Before reading below: I wrote the below information before coming to a realization just now. Re-reading the quickstart, Remote tunneled access does NOT seem to be granting LAN access. I'm wanting my clients access to LAN and internet tunneling, but none of the dropdown selections seem to offer this. If that is the case then I'll drop this post and the issue because then nothing is wrong by unraids standards.

 

----

After a bit more testing I've come to realize I cannot access the LAN using Remote Tunneled Access. The reason I couldn't access websites is because DNS wasn't passing through to 192.168.2.1. When i updated the client to 8.8.8.8 it worked for domain names.
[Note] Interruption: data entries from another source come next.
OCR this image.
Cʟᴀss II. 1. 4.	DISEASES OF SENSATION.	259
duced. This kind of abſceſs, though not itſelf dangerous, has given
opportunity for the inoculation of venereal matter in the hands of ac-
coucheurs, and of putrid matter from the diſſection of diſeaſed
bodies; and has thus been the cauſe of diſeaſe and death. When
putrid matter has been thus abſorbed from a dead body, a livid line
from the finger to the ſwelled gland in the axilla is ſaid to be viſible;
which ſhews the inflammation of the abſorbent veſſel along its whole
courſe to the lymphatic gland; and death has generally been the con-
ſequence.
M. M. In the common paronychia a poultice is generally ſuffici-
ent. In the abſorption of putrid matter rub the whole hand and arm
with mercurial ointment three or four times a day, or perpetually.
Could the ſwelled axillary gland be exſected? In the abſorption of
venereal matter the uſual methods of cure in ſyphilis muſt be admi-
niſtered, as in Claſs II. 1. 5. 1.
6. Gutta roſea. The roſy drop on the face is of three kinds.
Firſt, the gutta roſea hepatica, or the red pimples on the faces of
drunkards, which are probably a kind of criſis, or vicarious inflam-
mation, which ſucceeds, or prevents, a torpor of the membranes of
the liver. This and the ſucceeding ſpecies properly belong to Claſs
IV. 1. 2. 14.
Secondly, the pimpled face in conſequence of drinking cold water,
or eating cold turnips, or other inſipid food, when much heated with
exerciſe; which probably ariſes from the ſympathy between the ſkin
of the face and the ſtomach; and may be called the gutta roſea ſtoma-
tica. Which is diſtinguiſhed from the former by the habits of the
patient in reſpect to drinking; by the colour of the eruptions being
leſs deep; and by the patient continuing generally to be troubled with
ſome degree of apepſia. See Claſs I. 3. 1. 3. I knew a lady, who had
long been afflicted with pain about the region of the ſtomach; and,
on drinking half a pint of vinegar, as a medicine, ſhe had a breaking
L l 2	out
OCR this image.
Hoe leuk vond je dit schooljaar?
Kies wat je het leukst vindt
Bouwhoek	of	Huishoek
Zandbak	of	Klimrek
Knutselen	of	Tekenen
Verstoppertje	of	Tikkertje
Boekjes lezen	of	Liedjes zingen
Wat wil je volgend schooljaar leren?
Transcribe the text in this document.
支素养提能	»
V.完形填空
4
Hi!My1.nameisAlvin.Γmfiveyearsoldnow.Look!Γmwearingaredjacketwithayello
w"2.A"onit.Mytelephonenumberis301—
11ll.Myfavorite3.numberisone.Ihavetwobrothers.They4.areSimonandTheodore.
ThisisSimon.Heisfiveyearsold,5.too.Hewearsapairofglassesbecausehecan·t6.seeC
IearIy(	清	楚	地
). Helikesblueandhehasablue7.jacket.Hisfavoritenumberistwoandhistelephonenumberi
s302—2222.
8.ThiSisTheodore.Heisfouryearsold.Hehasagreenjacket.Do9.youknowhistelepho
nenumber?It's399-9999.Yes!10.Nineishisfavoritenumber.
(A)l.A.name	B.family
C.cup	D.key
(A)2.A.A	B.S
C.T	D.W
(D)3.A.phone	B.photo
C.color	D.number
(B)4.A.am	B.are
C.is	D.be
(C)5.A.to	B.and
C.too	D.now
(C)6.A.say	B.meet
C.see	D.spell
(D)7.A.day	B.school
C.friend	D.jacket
Still unable to access LAN.

 

As per MainFreezer's recommendation, adding the vhost0 to PostUp and PostDown allows LAN access.

 

PostUp=iptables -t nat -A POSTROUTING -s 10.253.2.0/24 -o vhost0 -j MASQUERADE
PostDown=iptables -t nat -D POSTROUTING -s 10.253.2.0/24 -o vhost0 -j MASQUERADE

 

This fixed everything previously because I was still using my routers dns which running the above allowed access to the LAN.

 

Aside from those two entries, I have not modified anything else.

[itimpi]

Does not the “Remote Access to LAN” option give you what you want?      The one caveat is that your Unraid server must be on a different subnet to your remote users if you want the DNS to work correctly.     Typically this means at least avoiding the 192.168.0.x and 192.168.1.x subnets for your local LAN as these are common defaults for many routers.

[iarp]

Re-reading the quickstart, Remote Access to LAN is just server and LAN. I want server, lan, wan.

 

[itimpi]

41 minutes ago, iarp said:

Re-reading the quickstart, Remote Access to LAN is just server and LAN. I want server, lan, wan.

 

Well it works for me!   

 

The important thing is that the DNS Server and gateway on your local LAN is used so you can get back out to the internet which is why the local LAN needs to be on a different subnet to the remote client.

[ljm42]

Thanks for reporting this issue @iarp and @Mainfrezzerfor the workaround. This will be fixed in the next release.